Isabella in William Shakespeare’s “Measure for Measure”: Paragon of Virtue or Despicable Pride?

At varying times Isabella in William Shakespeare’s Measure for Measure has been seen as a marvelous symbol of virginal purity, and an utterly distasteful and self-righteous prude. The problem is that while it is theologically correct for her to value her immortal soul more highly than her brother’s life, it is also distasteful, and an audience might prefer her to take a decision that was theologically and morally wrong, but more admirable in human terms, namely to sacrifice her body for her brother’s survival. 

William Shakespeare
Perhaps Shakespeare’s audience would have been more familiar than a modern audience with ‘the idea that no good can come out of evil, and Angelo confirms this when he says he will not release Claudia even if Isabella does submit to him, thus perhaps justifying Isabella’s early decision not to submit. A Jacobean audience would have had a more vivid concept of hellfire and damnation (which is what Isabella risks if she submits to Angelo), and would value the whole concept of honour more than a modern audience. However, it is dangerous to rely too heavily on assumptions about the Jacobean audience: being dead, they have the too-convenient attribute of not being able to argue with any features ascribed to them. Even if Isabella’s decision is the right one, the play suffers drastically if she alienates the audience’s sympathy.





Much of the problem can be resolved by the actress. If she plays the confrontation with Angelo in terms of icy certainty she is liable to lose the audience’s sympathy; if she plays it as a girl in a helpless and hopeless flight from defilement, someone convulsed by desperation, loneliness, and revulsion, then her decision not to give in to Angelo can be seen as springing from uncontrollable aversion, something for which an audience can feel sympathy, and which increases their desire to see an end to the tyranny of Angelo’s rule.

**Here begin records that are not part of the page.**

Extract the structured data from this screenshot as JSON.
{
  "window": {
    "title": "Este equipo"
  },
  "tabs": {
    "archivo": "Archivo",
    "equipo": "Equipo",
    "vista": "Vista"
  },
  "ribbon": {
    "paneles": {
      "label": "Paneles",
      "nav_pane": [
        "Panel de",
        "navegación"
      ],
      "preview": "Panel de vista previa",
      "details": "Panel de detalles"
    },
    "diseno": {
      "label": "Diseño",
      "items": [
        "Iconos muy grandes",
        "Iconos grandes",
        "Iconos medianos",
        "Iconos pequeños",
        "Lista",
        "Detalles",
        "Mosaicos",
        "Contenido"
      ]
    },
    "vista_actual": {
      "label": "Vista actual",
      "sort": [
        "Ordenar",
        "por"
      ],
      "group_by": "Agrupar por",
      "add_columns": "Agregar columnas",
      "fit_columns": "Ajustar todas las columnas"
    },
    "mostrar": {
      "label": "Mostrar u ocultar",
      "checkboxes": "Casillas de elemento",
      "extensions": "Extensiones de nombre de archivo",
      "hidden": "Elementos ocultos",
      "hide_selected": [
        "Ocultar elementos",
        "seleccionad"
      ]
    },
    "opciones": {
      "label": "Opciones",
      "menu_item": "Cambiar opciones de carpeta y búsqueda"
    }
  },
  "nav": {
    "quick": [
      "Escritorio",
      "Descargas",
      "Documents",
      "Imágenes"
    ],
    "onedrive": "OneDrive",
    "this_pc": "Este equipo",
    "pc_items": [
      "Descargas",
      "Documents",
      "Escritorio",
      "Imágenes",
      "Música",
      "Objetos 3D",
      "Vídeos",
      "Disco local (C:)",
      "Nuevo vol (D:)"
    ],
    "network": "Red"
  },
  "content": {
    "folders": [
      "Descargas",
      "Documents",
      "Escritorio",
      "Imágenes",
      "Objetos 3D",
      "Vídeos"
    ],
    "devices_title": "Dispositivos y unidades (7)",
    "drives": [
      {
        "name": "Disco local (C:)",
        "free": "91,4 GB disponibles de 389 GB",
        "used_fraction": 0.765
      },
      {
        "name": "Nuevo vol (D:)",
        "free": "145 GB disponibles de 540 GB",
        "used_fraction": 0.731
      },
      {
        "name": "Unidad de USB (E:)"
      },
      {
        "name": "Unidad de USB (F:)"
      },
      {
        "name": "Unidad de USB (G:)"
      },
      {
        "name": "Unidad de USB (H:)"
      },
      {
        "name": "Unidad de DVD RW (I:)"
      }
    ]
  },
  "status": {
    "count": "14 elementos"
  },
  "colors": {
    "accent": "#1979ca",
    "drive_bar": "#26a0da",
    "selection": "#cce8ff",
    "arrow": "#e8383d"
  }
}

Claudio and Isabella are essentially in the same position. Both are alone, helpless, threatened, and fearful, and in both this leads to selfishness. At the start of the play, part of Isabella’s apparent sanctity Is In fact selfishness, just as part of Angelo’s morality is hypocrisy. Both characters have to change and acquire self-knowledge, with more difficulty than the corresponding characters in the comedies, but without the death and destruction that accompanies the acquisition of self-knowledge in the tragedies.

One problem that is less easily answered is the change that appears to come over Isabella mid-way through the play, when she seems to hand responsibility for her actions over to the Duke and lose much of her individuality and at the end of the play when she rather surprisingly agrees to marry the Duke.